Poland still heating with coal so quite polluted. I don’t know about Italy.
 
I use the first 2 sites you mentioned, but it appears that the Worldometer site gets the info more timely.
One interesting thing about that third site (besides the fact that it was created and is run by some high-school kid here in WA state) is that it provides daily percentage changes. Today, Italy is up ~9.4%, while the US is up over 37%!
 
That OP was made on 3/20.

Now, on 3/22, the number of worldwide cases is 335,972.

Today is 3/24. The number of worldwide cases is 417,582.

Looking at the chart on https://www.worldometers.info/coronavirus/, one sees clearly two phases.

From Jan 22 to Feb 20, nearly all of the cases were in China. The exponential curve was inflected downward very quickly, and if you go to the curve just for China, you can see that the daily increase rate was reversed quickly at Feb 05. The jump at Feb 12 was caused by a reclassification of criteria for case confirmation, but the daily rate continues the downward trend after that.
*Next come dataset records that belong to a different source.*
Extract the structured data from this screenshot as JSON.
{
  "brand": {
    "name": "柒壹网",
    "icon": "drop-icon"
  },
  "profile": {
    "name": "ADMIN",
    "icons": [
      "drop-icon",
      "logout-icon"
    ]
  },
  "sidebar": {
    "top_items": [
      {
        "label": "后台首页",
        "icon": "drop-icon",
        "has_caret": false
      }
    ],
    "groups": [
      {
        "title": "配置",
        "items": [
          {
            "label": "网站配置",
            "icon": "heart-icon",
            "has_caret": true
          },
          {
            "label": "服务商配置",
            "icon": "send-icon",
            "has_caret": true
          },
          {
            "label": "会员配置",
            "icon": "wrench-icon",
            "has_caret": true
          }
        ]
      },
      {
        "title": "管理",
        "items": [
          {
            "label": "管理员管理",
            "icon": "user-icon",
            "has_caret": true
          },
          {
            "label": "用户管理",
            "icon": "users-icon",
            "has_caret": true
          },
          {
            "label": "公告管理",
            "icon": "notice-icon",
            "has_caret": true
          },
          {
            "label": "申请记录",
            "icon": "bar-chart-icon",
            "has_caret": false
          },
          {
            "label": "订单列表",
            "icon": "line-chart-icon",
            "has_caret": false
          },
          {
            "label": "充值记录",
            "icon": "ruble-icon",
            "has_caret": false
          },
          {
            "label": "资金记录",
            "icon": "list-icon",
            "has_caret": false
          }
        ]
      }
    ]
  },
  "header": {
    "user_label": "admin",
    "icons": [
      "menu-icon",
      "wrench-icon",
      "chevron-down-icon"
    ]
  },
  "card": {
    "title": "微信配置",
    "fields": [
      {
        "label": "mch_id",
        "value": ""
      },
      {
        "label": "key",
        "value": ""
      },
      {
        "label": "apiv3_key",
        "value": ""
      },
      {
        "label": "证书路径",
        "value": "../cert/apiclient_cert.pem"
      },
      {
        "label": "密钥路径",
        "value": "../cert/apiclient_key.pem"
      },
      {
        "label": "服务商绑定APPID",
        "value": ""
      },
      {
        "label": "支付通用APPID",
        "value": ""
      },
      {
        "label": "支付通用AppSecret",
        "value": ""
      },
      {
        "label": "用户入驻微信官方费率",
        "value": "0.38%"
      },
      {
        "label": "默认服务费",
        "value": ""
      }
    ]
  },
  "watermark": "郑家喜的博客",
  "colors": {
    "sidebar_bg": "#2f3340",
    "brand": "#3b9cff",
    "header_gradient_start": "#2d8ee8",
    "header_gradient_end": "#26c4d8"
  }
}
https://www.worldometers.info/coronavirus/country/china/

Now, going back to the worldwide count, we can easily see that the world outside of China started going on Feb 21. And it has been going strong since.

It is clear that China's draconian lockdown measure that was instituted early had an immediate effect. They did not have the equivalent of unfortunate Italy suffering, while some other Europeans reveling with "corona parties".

And now, there are videos of some European hospitals out of bed, and patients are shown lying on the ground in the hallway. They are reliving the nightmare in Wuhan, again and again. I guess people never learn.